The award winning Careology technology is designed to help patients feel safe and well-equipped to manage their cancer treatment. The platform supports and connects patients with their friends, family and healthcare teams, enabling remote care that can transform the lives of those with cancer.
Patients are also able to monitor and share key health metrics such as symptoms, side effects and medication adherence. This access to real-time information supports healthcare providers and services to deliver an efficient and scalable model of care.
The company has entered into a strategic partnership with Macmillian which will see a number of digital initiatives being launched to better support people living with cancer, their caregivers and their healthcare teams.
Paul Landau, founder and CEO of Careology, said: “The ambition for both parties is to bring together our relative skill sets, which are obviously very different, to really deliver something that can be incredibly special and helpful to people.
“We want to employ technology to build capacity, support people at home better, help people feel safe and in control through their treatment and to really try and help drive efficiencies that can start to overcome some of the challenges which we’re clearly going to face for some years to come.”
The Covid-19 pandemic has placed an unprecedented amount of pressure on the NHS and healthcare in the UK in the last couple of years, and this has had damaging effects on those living with cancer.
Jamie Kichenbrand, head of commercial partnerships at Macmillan Cancer Support, said: “Cancer is a really scary diagnosis at the best of times and I think, I dare say the last two years or so have made that even scarier.
“If I could put it in one word, I think it’d be access.

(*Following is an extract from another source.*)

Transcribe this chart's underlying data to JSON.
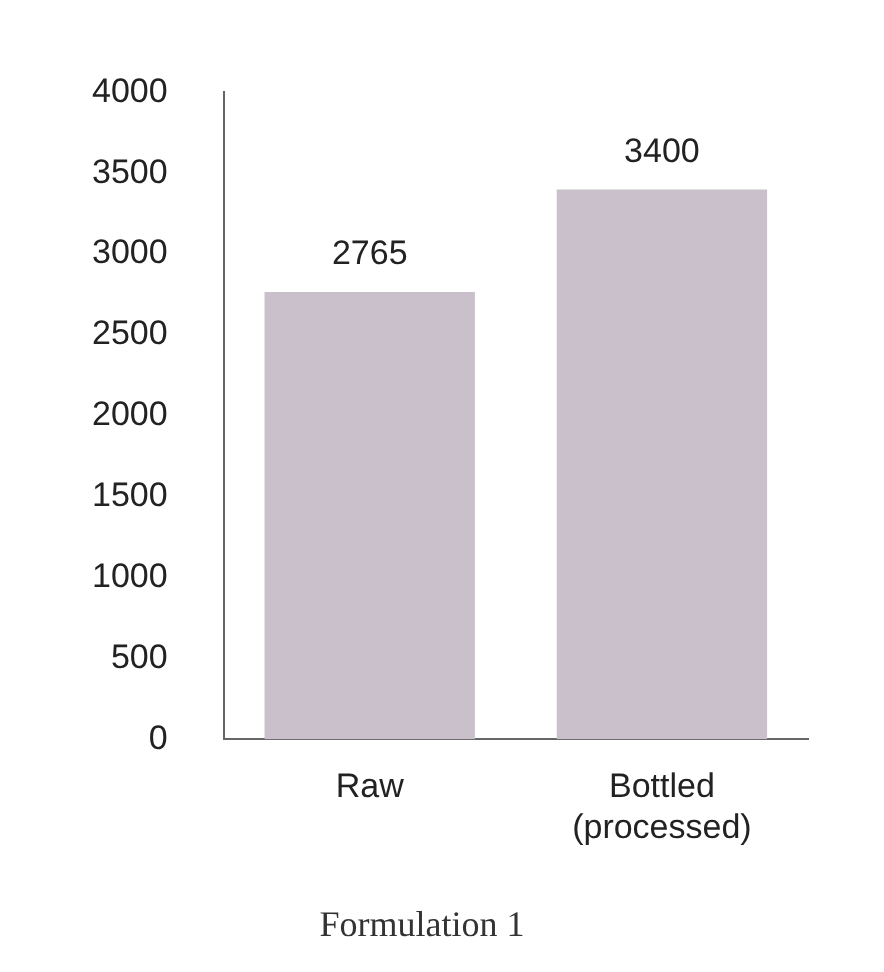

I think the pandemic has limited access to services and limited access to face-to-face appointments with your GP because your GP has been redeployed to the vaccine programme.
“It’s also limited national screening programmes, so people who would have been picked up at stage one or stage two cancers are being picked up at stage three or four, or maybe even later, as they’re going through A&E with acute conditions.”

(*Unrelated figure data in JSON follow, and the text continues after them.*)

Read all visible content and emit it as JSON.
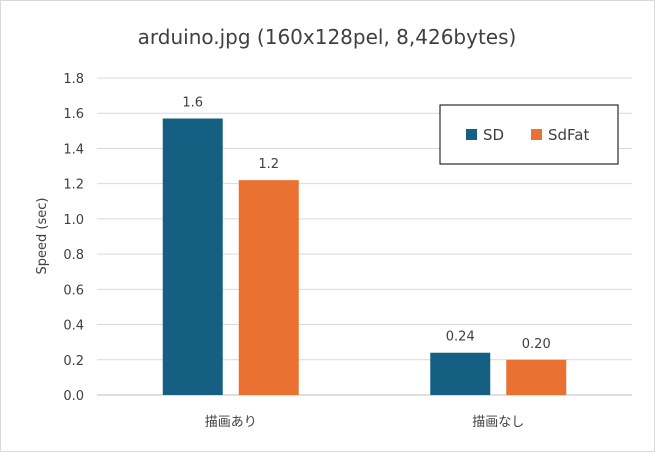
{
  "chart_data": {
    "type": "bar",
    "title": "arduino.jpg (160x128pel, 8,426bytes)",
    "xlabel": "",
    "ylabel": "Speed (sec)",
    "categories": [
      "描画あり",
      "描画なし"
    ],
    "series": [
      {
        "name": "SD",
        "values": [
          1.57,
          0.24
        ],
        "labels": [
          "1.6",
          "0.24"
        ],
        "color": "#156082"
      },
      {
        "name": "SdFat",
        "values": [
          1.22,
          0.2
        ],
        "labels": [
          "1.2",
          "0.20"
        ],
        "color": "#E97132"
      }
    ],
    "ylim": [
      0,
      1.8
    ],
    "yticks": [
      "0.0",
      "0.2",
      "0.4",
      "0.6",
      "0.8",
      "1.0",
      "1.2",
      "1.4",
      "1.6",
      "1.8"
    ],
    "grid": true,
    "legend": "top-right"
  }
}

Despite the alarming impacts that the pandemic has had on cancer patients and the care they receive, there have been some positives that have come out of it – most notably the increasing capability of digital healthcare and its ability to relieve some of the stress on the NHS.
Kichenbrand added: “One of the changes that is going to happen out of the back of the pandemic is the move to digitised cancer care that can support the NHS to work in different ways that reduce the day-to-day impact and need on healthcare providers in a typical hospital setting.
“This is where technology like Careology comes in, where you’re offering efficiency back into a system that so desperately needs it.
“We’re at the beginning of a journey at the minute with Careology and having spent some time getting to know one another and talking a little about the work we anticipate doing together, I think our challenge over the next 18 months or two years is to start doing that on a larger scale.”
This is not the first partnership that Careology have entered in to, after it was announced in February 2021 that they had teamed up with Lloyds Pharmacy Clinical Homecare, with the same aim of transforming how cancer care is delivered.
Landau said: “I feel incredibly proud that over the last 18 months or so, people have found us and used us. We’ve helped people going through cancer feel that little bit more supported, safe and in control as they’re going through their treatments and that to me is an enormous positive.”